## Importing libraries

In [20]:
from pandas import read_csv
import numpy as np
from keras import Model
from keras.layers import Layer
import keras.backend as K
from keras.layers import Input, Dense, SimpleRNN,LSTM,Bidirectional
from sklearn.preprocessing import MinMaxScaler
from keras.models import Sequential
from keras.metrics import mean_squared_error

## Preparing the Dataset
The following function generates a sequence of n Fibonacci numbers (not counting the starting two values).

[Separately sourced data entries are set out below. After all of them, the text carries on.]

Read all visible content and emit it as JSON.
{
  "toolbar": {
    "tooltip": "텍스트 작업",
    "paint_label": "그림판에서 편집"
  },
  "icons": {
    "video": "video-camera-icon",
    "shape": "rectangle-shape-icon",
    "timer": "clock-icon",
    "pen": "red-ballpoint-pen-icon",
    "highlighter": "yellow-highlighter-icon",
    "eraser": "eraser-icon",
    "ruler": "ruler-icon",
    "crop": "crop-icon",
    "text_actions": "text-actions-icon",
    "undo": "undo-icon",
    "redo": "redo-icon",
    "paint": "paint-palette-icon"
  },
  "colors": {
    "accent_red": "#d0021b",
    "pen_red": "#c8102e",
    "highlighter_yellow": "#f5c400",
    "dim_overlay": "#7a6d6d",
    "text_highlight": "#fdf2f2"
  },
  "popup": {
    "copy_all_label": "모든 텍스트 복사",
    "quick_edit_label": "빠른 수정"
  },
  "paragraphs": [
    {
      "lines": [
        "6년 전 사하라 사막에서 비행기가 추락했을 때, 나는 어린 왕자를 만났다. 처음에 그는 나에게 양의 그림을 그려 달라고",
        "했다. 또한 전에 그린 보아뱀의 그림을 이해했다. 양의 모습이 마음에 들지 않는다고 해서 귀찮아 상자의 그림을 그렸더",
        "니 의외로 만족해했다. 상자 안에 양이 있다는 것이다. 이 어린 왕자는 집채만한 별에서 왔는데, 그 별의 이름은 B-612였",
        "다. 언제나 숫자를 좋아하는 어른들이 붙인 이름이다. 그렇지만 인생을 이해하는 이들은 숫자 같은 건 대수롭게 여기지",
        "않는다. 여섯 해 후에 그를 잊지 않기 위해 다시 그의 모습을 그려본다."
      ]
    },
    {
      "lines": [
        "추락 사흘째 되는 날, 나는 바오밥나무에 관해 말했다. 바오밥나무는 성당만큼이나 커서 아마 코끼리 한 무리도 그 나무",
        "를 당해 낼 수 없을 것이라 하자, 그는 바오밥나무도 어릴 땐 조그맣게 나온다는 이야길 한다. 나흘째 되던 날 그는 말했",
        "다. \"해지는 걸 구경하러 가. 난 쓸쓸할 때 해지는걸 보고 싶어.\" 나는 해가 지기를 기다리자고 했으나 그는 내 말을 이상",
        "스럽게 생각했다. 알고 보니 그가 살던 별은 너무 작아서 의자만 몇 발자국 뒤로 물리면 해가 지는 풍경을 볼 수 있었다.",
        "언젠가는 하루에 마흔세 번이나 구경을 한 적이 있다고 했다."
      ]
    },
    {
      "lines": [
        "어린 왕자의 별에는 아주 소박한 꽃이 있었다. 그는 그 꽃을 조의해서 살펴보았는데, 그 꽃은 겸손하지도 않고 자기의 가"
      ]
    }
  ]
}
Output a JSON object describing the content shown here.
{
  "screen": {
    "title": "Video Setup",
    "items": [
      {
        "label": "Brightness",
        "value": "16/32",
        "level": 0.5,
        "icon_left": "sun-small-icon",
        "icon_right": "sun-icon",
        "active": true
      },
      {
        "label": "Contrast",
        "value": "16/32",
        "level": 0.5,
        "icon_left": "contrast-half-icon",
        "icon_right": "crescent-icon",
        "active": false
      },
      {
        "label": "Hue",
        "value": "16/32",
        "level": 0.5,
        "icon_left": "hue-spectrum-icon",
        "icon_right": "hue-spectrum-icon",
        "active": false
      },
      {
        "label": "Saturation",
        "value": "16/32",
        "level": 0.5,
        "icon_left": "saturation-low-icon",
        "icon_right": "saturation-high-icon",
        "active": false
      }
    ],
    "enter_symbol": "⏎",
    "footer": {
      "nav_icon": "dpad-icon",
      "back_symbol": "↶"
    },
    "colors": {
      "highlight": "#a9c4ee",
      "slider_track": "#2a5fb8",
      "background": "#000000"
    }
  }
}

If scale_data is set to True, then it would also use the MinMaxScaler from scikit-learn to scale the values between 0 and 1. Let’s see its output for n=10.

In [2]:
# Prepare data
def get_fib_seq(n, scale_data=True):
    # Get the Fibonacci sequence
    seq = np.zeros(n)
    fib_n1 = 0.0
    fib_n = 1.0 
    for i in range(n):
            seq[i] = fib_n1 + fib_n
            fib_n1 = fib_n
            fib_n = seq[i] 
    scaler = []
    if scale_data:
        scaler = MinMaxScaler(feature_range=(0, 1))
        seq = np.reshape(seq, (n, 1))
        seq = scaler.fit_transform(seq).flatten()        
    return seq, scaler

In [3]:
fib_seq = get_fib_seq(10, False)[0]
print(fib_seq)

[ 1.  2.  3.  5.  8. 13. 21. 34. 55. 89.]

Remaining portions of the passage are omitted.